My wife, Amy, has recently taken over the Children's Ministry at our home church and is extremely excited about what God has called her to do. I envy her enthusiasm and passion. As a result of my jealousy, I am committing to actively pursue God's plan for my life. I have felt my entire life that God has a special calling for my life, but as of yet, He has not revealed that plan to me. This does not come as a surprise to me because I haven't been as faithful as I should and desire. I am reminded of the potter. A potter must place the clay exactly in the center of his wheel in order to bring his pot to shape. Likewise, I must put God in the center of my life so He came shape and mold me into his vision.

Dear Lord,

I am excited about putting you first in my life. I am looking forward to your loving hands molding and shaping me into your vision of me. I understand that not all your adjustments will be comfortable. I look forward to becoming the man of God you have called me to be. I pray that you open my ear to your calling and reveal you plan to me as I am ready to obey.

Your Humble Servant

Thursday, April 13, 2006

Serenity

The Serenity Prayer

God grant me the serenity
to accept the things I cannot change;
courage to change the things I can;
and wisdom to know the difference.

As I continue to contemplate the balance I seek in life, I am reminded of this simple prayer most often associated with 12 step recovery programs. I feel strongly that it is relevant for all. The flesh is addicted to sin. My commitment to Christ is significant in my recovery from sin. By breaking down the complications of life into simple categories, "can change or cannot change," we can find comfort. By allowing God to handle those things I cannot change, I can focus my energies on those things in which I can change. Me. My heart, attitude, actions...

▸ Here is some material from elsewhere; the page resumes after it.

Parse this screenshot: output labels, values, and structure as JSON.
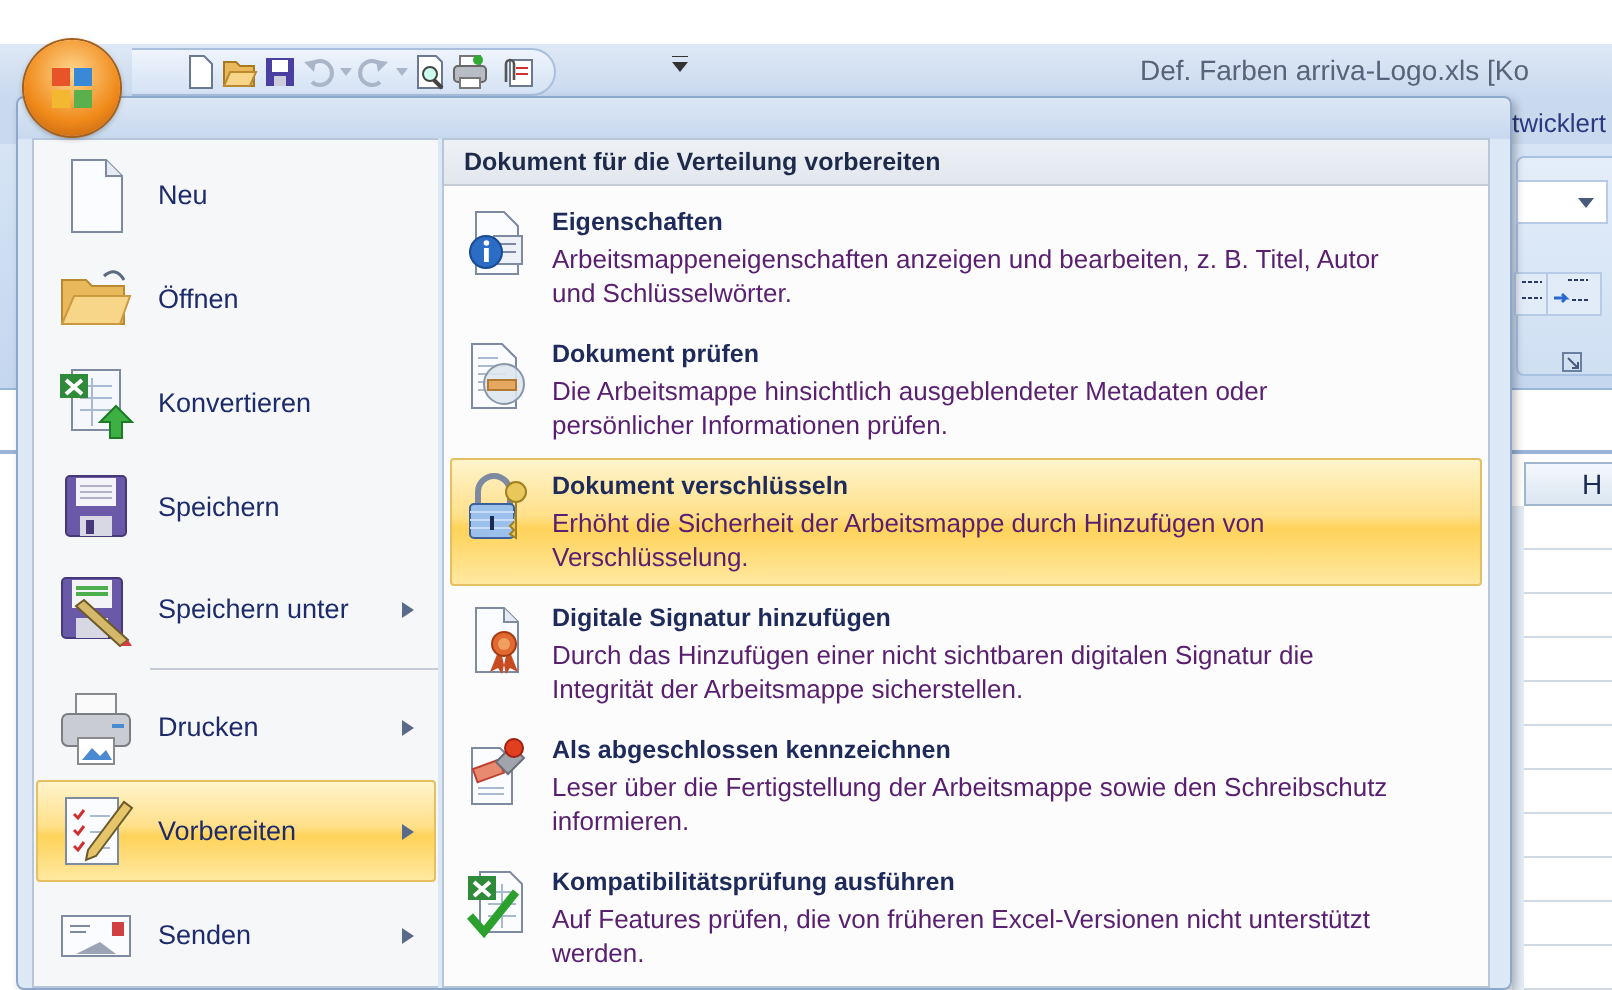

Lord be with me and my loved ones this week. Help me to hear your calling for my life. Thank you for the peace or serenity you desire for my life. Guide me in my decisions. Thank you for your wisdom and blessings that allow me to do your will. I pray for a sincerity of heart, motivation to heed your call, and action in my life.

Humbly,

Your Servent

Friday, March 31, 2006

Old Bankers Never Die...

The adventure begins...

As a husband and a father of two little men. I am forced to contemplate the balance of life. I am finding success in the world of banking and enjoying the fruits of my labor and I have been blessed with a wonderful wife, Amy and two handsome boys, Ethan and Logan.

I find myself balancing on the edge of a sword. As the sole provider for my family, I must work deligently to continue advancing myself. To be the Godly husband and father I desire, I must conserve my energies so I am able to participate fully in life. Balance.

Lord, I pray for your guidance as I seek balance for my life. I thank you for all the blessings that you have given me. Watch over me and my family.